Le directeur du Parc national et chef de site des Virunga a été blessé par balle lors d'une embuscade tendue mardi.

Belga
Embuscade contre Emmanuel de Mérode: la Belgique veut des enquêtes approfondies
©AP

La Belgique souhaite que des enquêtes approfondies soient diligentées le plus tôt possible pour identifier les auteurs de l'embuscade tendue mardi au directeur du Parc national et chef de site des Virunga, le prince Emmanuel de Mérode, a affirmé jeudi à Goma (est de la République démocratique du Congo) l'ambassadeur belge en RDC, Michel Lastschenko, venu visiter le blessé à l'hôpital Heal Africa de cette ville, chef-lieu du Nord-Kivu, a rapporté l'agence congolaise de presse (ACP), reçue vendredi à Bruxelles. Cette embuscade n'empêchera pas la Belgique de soutenir la RDC en matière de conservation de la nature, a ajouté le diplomate belge, qui était accompagné de l'attaché de défense de son ambassade, le colonel Steve Vermeer.

M. de Mérode, 43 ans, nommé directeur du parc en 2008, a été attaqué mardi par des hommes armés non identifiés dans une forêt située à une trentaine de km au nord de Goma, alors qu'il regagnait Rumangabo, la grande base de l'ICCN (Institut congolais pour la Conservation de la Nature) où il réside. Il était sans escorte.

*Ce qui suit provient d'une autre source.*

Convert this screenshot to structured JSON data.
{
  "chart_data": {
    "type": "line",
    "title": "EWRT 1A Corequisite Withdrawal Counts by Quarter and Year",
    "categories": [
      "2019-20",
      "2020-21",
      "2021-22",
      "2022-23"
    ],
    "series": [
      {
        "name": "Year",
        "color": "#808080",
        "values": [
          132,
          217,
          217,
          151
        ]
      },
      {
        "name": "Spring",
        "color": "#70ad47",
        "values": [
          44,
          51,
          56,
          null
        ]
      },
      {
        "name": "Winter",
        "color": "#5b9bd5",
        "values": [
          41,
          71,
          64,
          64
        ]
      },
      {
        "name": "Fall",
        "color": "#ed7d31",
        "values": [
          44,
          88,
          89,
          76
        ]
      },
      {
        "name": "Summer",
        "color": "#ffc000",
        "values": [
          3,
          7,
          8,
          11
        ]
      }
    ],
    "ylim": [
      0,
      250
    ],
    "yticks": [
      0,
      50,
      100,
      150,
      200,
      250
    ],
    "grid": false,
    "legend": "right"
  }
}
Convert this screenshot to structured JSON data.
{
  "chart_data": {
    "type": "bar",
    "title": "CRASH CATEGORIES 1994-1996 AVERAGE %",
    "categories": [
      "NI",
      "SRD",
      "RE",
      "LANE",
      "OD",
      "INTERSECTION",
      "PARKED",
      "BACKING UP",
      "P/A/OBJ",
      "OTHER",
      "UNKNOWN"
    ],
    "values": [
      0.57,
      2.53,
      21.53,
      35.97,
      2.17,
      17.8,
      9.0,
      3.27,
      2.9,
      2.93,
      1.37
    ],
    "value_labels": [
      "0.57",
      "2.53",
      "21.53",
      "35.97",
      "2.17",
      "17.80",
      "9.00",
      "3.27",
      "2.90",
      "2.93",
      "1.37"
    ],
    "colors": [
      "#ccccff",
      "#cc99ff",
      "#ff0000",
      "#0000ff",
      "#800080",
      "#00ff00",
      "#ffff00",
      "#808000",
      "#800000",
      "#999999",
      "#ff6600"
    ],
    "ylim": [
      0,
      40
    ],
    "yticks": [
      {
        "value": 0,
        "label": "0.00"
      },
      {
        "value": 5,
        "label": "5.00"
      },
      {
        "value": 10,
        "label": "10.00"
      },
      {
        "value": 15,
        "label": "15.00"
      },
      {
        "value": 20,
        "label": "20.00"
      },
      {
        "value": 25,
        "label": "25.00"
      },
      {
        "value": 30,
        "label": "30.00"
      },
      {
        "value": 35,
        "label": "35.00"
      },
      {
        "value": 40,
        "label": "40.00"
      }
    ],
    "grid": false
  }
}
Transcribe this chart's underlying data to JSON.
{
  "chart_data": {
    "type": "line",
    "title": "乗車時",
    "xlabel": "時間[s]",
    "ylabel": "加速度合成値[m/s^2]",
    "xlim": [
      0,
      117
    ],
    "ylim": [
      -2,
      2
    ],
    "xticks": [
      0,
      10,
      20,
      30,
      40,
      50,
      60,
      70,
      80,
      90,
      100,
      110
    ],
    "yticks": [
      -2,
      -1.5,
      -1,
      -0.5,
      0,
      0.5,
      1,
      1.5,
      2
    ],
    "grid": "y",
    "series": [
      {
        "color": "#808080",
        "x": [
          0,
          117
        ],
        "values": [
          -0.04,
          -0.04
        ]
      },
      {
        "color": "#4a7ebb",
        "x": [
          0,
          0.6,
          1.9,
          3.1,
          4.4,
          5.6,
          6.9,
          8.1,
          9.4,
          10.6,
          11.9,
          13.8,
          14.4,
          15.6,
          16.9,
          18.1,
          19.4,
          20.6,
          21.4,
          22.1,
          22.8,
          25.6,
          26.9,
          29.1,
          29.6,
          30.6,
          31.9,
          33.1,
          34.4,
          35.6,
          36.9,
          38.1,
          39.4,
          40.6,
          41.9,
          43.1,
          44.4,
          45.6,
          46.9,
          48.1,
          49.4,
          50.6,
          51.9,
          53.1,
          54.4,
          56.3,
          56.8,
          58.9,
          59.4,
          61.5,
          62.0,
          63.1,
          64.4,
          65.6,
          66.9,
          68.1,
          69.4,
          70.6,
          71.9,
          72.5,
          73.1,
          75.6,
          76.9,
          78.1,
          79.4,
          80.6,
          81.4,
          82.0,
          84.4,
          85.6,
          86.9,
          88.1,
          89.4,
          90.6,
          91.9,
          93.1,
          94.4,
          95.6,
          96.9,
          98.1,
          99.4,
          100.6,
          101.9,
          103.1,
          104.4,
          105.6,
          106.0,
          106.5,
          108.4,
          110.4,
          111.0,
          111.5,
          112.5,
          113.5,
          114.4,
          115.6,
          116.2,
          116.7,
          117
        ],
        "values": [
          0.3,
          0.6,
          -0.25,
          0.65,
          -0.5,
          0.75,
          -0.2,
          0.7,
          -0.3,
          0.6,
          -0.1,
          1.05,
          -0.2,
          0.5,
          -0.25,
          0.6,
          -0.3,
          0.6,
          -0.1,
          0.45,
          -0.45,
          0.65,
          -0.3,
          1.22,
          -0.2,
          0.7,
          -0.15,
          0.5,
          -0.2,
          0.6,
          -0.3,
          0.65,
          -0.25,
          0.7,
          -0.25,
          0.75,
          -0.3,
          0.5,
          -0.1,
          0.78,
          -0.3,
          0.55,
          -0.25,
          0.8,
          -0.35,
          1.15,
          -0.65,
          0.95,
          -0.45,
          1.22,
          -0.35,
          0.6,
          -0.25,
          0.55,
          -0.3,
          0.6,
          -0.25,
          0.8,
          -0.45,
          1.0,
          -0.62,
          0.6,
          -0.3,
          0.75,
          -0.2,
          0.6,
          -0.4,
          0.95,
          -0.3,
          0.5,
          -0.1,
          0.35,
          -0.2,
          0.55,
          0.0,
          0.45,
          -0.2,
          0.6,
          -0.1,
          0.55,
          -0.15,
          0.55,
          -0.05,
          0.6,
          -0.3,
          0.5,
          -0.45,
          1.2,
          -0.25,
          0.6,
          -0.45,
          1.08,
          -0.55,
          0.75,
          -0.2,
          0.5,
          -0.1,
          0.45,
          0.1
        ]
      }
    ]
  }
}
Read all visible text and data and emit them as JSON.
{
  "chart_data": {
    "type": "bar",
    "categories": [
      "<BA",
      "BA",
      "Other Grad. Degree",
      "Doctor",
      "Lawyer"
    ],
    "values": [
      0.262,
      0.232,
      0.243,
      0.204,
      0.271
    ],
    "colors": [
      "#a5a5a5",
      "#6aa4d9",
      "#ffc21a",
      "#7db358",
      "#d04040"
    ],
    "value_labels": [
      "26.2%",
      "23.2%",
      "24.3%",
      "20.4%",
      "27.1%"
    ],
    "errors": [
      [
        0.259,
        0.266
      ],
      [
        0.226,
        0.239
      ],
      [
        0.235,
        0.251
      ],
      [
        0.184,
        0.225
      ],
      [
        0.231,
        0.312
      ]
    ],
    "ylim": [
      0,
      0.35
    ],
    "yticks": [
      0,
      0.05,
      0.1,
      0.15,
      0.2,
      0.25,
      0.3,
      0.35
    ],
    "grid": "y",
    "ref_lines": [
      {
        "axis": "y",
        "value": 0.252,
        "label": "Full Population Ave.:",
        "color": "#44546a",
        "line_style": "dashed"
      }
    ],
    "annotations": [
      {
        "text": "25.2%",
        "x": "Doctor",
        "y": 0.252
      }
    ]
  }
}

Après avoir reçu une balle à l'abdomen et au thorax, M. de Mérode a été opéré puis placé en soins intensifs et les médecins avaient bon espoir de le sauver.

L'administrateur directeur général de l'ICCN, Pasteur Cosma Wilungula, qui a également fait le déplacement de Goma, a pour sa part indiqué jeudi qu'un appel avait été lancé afin que "les services compétents puissent dénicher et traduire en justice ces ennemis de la nature, de la paix et de l'écosystème", avant de réaffirmer que M. De Mérode était hors de danger, selon l'ACP (officielle).

Interrogé par la presse, le responsable de l'hôpital Heal Africa, le Dr Lussy, a de son coté assuré que "l'état de santé du brave Emmanuel De Mérode évoluait bien et qu'il n'y avait aucune raison de le transférer vers une autre institution hospitalière".